Bonnett also has advice for grassroots organizations, which need to be “dealing with the actual community and not sitting in their offices or at their tables talking about what the community needs. They need to have community members at the table, and then they need to be in the ghetto, the hardest-hit ghettos, like in there talking at the food banks or whatever they go, at the grocery stores, the places you actually catch these people…actually get into the community and take some community members on board and pay them.”

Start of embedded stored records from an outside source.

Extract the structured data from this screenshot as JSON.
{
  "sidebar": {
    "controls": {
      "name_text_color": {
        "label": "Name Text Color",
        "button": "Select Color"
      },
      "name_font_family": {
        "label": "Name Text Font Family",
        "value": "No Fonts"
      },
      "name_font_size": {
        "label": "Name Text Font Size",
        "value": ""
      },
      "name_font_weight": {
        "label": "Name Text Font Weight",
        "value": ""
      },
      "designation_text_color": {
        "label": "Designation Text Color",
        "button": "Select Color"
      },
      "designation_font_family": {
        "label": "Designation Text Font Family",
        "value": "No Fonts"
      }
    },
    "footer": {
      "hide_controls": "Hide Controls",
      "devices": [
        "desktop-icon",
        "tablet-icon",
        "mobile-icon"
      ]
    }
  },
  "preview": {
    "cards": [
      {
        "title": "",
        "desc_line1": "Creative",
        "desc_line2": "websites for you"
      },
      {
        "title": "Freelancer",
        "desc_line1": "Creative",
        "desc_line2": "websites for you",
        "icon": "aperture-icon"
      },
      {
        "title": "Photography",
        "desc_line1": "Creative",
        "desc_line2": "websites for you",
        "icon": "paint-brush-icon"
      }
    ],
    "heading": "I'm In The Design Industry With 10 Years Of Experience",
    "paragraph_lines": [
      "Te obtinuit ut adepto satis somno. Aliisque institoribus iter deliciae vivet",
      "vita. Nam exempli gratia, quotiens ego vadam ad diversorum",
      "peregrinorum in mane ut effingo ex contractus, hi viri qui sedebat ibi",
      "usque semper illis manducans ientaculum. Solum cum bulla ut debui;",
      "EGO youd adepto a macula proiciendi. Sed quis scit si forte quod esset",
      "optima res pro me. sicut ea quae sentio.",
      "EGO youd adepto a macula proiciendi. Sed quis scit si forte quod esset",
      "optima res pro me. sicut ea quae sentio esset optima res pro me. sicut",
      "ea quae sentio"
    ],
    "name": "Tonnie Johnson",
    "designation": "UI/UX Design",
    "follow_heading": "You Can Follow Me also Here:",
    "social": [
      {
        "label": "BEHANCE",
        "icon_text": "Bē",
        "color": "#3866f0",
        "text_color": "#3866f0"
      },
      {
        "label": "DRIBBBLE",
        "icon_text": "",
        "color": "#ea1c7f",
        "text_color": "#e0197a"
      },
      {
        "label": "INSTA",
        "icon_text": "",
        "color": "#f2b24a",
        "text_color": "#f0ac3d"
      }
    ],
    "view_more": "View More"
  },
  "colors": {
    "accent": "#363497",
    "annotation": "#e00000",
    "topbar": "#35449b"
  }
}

In addition to her ongoing work with the Coalition, Sonja Bonnett has also been working as a Community Legal Worker with the Detroit Justice Center (DJC). In her role at DJC, she supports Detroit homeowners with appealing over-assessments and preventing water shutoffs, while also bringing community members into organizing work. “So if you come across somebody in the community who has this powerful voice and, you know, gets people’s attention, gets people to listen, and you can see that they got that leadership inside of them,” she explains, you need to fix the problems they’re dealing with first. “If you do that, then you can absolutely help somebody progress into this beautiful organizer, but without that, it’s too difficult.”

Bonnett wants to see a Detroit that recognizes the people closest to the problems are closest to the solutions. “My vision for the future of Detroit is no more over-assessments, going into the communities and seeing what works best for that community to get it together, bringing DPS some help…that whole human right thing, give people clean water. At the very least, clean affordable water.” And for the 100,000 people who had their homes stolen, City and County officials need to “give them back a house…Give them some money to get off the ground. That’s a start. And then, stop over-assessing poor people’s property.”

References:

Sonja Bonnett, interviewed by Peter Blackmer, July 18, 2019, Voices from the Grassroots Oral History Collection, Detroit Equity Action Lab, Damon J. Keith Center for Civil Rights, Wayne State University Law School.